U.S. Pat. No. 5,869,216 describes in the Abstract a process for the preparation of toner comprising blending an aqueous colorant dispersion and a latex emulsion containing resin; heating the resulting mixture at a temperature below about the glass transition temperature (Tg) of the latex resin to form toner sized aggregates; heating said resulting aggregates at a temperature above about the Tg of the latex resin to effect fusion or coalescence of the aggregates; redispersing said toner in water at a pH of above about 7; contacting the resulting mixture with a metal halide or salt, and then with a mixture of an alkaline base and a salicylic acid, a catechol, or mixtures thereof at a temperature of from about 25 degrees C. to about 80 degrees C.; and optionally isolating the toner product, washing, and drying.

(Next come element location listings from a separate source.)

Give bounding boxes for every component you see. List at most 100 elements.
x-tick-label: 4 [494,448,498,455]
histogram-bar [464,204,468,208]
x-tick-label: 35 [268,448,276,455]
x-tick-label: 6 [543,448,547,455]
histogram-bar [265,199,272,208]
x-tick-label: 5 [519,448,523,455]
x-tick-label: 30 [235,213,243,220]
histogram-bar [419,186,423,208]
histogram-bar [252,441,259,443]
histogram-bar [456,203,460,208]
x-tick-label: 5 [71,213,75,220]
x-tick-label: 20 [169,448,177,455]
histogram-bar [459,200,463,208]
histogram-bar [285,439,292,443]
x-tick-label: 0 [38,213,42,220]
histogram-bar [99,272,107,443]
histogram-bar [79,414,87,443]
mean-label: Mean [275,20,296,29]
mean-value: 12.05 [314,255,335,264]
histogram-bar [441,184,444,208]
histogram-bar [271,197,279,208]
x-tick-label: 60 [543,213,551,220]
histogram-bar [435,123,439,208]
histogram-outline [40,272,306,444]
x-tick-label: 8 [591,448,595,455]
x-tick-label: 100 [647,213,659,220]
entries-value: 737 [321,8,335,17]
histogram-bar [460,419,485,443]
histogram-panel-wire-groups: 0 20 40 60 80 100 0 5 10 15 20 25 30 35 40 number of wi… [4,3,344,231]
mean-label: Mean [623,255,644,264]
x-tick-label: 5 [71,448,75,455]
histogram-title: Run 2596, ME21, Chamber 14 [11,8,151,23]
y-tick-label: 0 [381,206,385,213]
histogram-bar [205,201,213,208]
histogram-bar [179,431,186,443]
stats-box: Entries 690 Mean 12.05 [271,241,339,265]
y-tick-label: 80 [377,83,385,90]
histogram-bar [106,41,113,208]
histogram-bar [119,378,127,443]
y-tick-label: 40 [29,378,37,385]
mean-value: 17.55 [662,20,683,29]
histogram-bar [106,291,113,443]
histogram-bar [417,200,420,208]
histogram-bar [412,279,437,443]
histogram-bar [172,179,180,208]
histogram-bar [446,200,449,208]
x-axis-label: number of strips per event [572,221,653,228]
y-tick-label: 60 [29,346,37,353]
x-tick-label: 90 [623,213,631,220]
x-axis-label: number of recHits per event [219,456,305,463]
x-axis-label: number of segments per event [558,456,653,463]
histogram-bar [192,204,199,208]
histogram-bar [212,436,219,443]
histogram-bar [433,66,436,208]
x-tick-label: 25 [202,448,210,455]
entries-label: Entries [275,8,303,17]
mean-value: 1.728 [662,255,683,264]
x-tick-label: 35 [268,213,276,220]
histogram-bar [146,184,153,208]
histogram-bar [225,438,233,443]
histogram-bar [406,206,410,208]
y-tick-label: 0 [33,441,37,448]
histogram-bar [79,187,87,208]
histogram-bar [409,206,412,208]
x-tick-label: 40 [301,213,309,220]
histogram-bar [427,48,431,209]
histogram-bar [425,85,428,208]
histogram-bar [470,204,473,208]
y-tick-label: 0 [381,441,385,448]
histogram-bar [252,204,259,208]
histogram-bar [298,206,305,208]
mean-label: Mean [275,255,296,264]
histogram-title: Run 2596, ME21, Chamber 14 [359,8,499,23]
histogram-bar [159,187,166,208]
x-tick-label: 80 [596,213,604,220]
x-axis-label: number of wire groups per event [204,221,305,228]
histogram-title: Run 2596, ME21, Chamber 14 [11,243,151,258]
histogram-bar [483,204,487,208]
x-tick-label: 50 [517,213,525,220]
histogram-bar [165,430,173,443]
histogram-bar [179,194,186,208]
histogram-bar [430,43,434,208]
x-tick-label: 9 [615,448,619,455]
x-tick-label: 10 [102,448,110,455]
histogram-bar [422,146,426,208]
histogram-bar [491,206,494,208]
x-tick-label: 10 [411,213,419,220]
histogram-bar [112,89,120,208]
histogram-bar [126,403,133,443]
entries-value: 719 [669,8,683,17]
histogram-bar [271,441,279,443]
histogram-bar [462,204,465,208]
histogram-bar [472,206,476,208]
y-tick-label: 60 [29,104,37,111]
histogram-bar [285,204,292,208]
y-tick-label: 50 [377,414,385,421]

U.S. Pat. No. 6,576,389 describes in the Abstract a process for the preparation of toner by, for example, mixing a colorant, a latex, a wax and a dual coagulant mixture comprising water solubilized silica with an alumina coating referred to as aluminized silica and a polyaluminum chloride to provide, for example, a toner composition of different gloss levels when fused. Additional patents of interest include U.S. Pat. No. 5,766,818; U.S. Pat. No. 5,344,738; and U.S. Pat. No. 4,291,111.
U.S. Pat. No. 5,650,256 describes in the Abstract a process for the preparation of toner comprising: (i) preparing a pigment dispersion, which dispersion is comprised of a pigment, and an ionic surfactant; (ii) shearing said pigment dispersion with a latex or emulsion blend comprised of resin, a counterionic surfactant with a charge polarity of opposite sign to that of said ionic surfactant and a nonionic surfactant, and wherein said resin contains an acid functionality; (iii) heating the above sheared blend below about the glass transition temperature (Tg) of the resin to form electrostatically bound toner size aggregates; (iv) adding anionic surfactant to stabilize the aggregates obtained in (iii); (v) coalescing said aggregates by heating said bound aggregates above about the Tg of the resin; (vi) reacting said resin of (v) with acid functionality with a base to form an acrylic acid salt, and which salt is ion exchanged in water with a base or a salt, optionally in the presence of metal oxide particles, to control the toner triboelectrical charge, which toner is comprised of resin and pigment; and (vii) optionally drying the toner obtained.
The disclosures of each of the foregoing U.S. Patents are totally incorporated herein by reference in their entireties. The appropriate components and process aspects of each of the foregoing U.S. Patents may be selected for the present disclosure in embodiments thereof
There remains a need for an improved toner composition and process which overcomes or alleviates the above described and other problems. There further remains a need for toner compositions suitable for high speed printing, particularly high speed monochrome printing, that can provide improved image characteristics such as excellent fusing performance properties such as fused image gloss, release properties, hot offset characteristics, minimum fixing temperature, and small toner particle size characteristics.